A candlelight vigil was held in San Francisco Thursday night to honor the innocent lives lost amid the terror attacks and ongoing conflict in Israel and Gaza. The gathering was organized by Manny Yekutiel, a restaurant owner who was stranded in Israel during the assault by Hamas militants. 

"I feel like I haven’t actually been able to feel a lot in the last week," said Yekutiel at the start of the vigil. "I haven’t actually been able to feel sad, or grief, or actually imagine the people who didn’t deserve to die, who are gone."

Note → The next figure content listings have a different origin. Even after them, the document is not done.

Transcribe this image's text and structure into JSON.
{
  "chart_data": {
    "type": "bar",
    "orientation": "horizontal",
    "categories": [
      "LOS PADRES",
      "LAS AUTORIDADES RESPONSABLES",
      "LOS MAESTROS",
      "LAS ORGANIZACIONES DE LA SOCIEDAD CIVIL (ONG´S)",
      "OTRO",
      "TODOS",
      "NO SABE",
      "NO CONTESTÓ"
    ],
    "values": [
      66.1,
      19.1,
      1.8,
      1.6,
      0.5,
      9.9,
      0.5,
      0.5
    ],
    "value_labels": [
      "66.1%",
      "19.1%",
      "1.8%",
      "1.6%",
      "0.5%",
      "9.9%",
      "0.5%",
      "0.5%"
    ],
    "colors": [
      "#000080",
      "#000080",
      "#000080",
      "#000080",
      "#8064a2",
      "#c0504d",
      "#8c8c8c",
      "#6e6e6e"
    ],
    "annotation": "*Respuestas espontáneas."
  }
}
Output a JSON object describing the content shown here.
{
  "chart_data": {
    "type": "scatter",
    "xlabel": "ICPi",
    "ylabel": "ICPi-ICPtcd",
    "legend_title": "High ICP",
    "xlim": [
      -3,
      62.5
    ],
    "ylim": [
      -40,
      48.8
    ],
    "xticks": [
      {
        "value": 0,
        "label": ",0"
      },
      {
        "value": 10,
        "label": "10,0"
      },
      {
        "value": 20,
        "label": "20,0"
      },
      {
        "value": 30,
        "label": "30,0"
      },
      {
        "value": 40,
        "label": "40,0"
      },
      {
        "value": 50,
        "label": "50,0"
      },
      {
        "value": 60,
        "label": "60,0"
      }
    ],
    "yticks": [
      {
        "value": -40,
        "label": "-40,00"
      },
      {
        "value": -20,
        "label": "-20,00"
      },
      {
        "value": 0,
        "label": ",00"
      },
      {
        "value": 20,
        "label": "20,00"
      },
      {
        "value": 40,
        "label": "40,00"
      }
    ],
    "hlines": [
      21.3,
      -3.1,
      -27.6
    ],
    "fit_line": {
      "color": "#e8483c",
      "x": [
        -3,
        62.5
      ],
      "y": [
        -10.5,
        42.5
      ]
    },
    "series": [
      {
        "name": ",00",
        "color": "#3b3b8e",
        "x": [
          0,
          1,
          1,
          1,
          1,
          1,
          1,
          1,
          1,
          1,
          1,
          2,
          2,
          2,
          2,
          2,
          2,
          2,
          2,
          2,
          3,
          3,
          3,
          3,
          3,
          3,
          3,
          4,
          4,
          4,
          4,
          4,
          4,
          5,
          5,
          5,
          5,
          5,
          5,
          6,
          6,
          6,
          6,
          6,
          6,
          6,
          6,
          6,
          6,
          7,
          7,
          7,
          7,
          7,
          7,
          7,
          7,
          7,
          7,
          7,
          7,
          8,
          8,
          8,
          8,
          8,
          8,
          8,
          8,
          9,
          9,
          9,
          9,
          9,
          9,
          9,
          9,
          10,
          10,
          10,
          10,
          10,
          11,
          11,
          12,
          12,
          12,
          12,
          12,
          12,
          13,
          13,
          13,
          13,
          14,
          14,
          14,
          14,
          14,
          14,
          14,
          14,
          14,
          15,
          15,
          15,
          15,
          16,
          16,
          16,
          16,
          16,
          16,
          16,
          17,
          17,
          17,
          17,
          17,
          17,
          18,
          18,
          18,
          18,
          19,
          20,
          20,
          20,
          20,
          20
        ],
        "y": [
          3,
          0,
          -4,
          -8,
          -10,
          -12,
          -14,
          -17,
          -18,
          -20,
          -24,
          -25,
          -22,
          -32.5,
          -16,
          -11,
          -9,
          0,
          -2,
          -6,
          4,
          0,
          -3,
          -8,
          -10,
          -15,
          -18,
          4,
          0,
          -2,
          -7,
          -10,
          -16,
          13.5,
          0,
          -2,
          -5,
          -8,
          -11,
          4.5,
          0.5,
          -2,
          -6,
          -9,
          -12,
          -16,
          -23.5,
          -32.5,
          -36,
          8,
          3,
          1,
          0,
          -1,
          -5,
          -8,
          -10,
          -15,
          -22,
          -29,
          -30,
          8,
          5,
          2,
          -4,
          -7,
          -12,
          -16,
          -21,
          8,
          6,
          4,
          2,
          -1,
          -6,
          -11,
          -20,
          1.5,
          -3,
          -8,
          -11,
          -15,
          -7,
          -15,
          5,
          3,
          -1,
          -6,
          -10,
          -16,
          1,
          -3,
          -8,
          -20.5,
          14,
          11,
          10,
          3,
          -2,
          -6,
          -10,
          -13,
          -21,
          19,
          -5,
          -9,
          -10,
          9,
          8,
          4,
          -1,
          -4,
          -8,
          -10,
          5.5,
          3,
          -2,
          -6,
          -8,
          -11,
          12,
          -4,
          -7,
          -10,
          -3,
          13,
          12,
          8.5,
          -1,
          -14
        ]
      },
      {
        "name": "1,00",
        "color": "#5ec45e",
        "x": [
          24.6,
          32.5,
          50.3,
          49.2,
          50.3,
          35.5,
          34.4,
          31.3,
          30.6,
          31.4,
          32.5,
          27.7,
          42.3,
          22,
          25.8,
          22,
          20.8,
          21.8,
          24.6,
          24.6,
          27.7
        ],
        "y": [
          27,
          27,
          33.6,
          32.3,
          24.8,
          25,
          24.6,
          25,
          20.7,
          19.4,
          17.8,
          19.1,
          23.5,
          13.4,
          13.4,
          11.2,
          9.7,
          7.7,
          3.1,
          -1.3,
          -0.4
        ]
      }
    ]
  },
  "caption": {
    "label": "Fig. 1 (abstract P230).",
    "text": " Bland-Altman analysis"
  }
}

The vigil, Yekutiel said, was an opportunity for he and others to finally process their emotions. Following the reading of a prayer, the names of 100 Israelis who were killed by Hamas militants last week were read aloud. 

Then the names of 100 Palestinian civilians who were killed in Gaza amid the Israeli army’s response to the attacks were also read aloud.

Among those who were drawn to the vigil were those who say they have been struggling to find a safe place to mourn without picking sides.

"I do have a complicated response on both sides and I too felt safe coming here. This is the first thing I’ve come to," said Marti Goddard.

Another attendee felt the same way.

"I have very complicated feelings about Israel as an American Jewish person," said Karen Strauss. "The devastating callous attacks on the people of Israel have been upsetting to me, and people in Gaza don’t deserve to be attacked the way they are being attacked."

Amid days of divisive rhetoric, hope was expressed at the gathering that it might spur others to follow their lead.

"There needs to be more dialogue, there needs to be more civilized debate, and comfort with hearing things that you’re not comfortable hearing," said Nate, who only provided his first name. "I hope that moving forward there is a belief that there’s a common future where people can live together."

Over 4,300 people have been killed in the conflict so far, according to estimates on October 18 from the United Nations.